L'Islande médiévale a conçu, autour du xiiie siècle, un type de récit en prose, les sagas, qui n'a aucun équivalent en Occident et que l'on peut, à bien des égards, tenir pour l'ancêtre de notre roman moderne. Tout y est original, le style d'abord, le genre de personnages et les péripéties ensuite, sans parler d'une vision du monde et de l'homme qui demeure exemplaire.

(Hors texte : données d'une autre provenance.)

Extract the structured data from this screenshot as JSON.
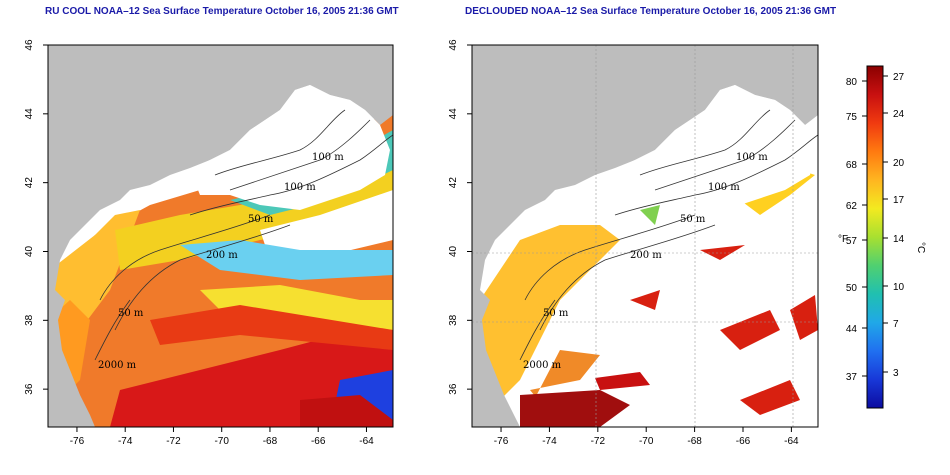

Genèse et diversité des sagas

Parce qu'ils avaient la passion de l'Histoire et une fois dotés (après l'an mille) d'une écriture apportée par l'Église, parce qu'ils entendaient aussi célébrer le culte de la famille et de la loi, deux valeurs sacrées, les Islandais entreprirent de composer des manières de biographies qu'ils appelèrent sögur (au singulier saga) : ce sont des textes en prose, éventuellement agrémentés de strophes scaldiques, c'est-à-dire issues de la poésie orale scandinave, qui ne sauraient en aucun cas être pris pour des adaptations païennes de textes religieux. La genèse du genre, après avoir fait l'objet de maintes controverses, est maintenant établie : si elle renvoie sans doute à une tradition immémoriale du conte, la preuve est faite qu'elle a consisté en une imitation appliquée, d'abord de l'historiographie classique en latin (Salluste par exemple), puis de l'hagiographie médiévale également en latin (les Vies des saints ont été traduites très tôt en vieux norois), le tout sur fond de récits bibliques librement adaptés. Il s'agissait de relater la vie d'un individu, de sa naissance à sa mort, en insistant sur les temps forts de son existence. Il semble qu'un formidable mouvement d'écriture – à l'échelle de cette petite communauté – se soit manifesté à partir de 1150 environ pour durer deux bons siècles. Les auteurs sont à peu près tous anonymes : il s'agit de clercs ou d'hommes ayant reçu une éducation cléricale, qui pratiquent le principe d'intertextualité avec une remarquable constance.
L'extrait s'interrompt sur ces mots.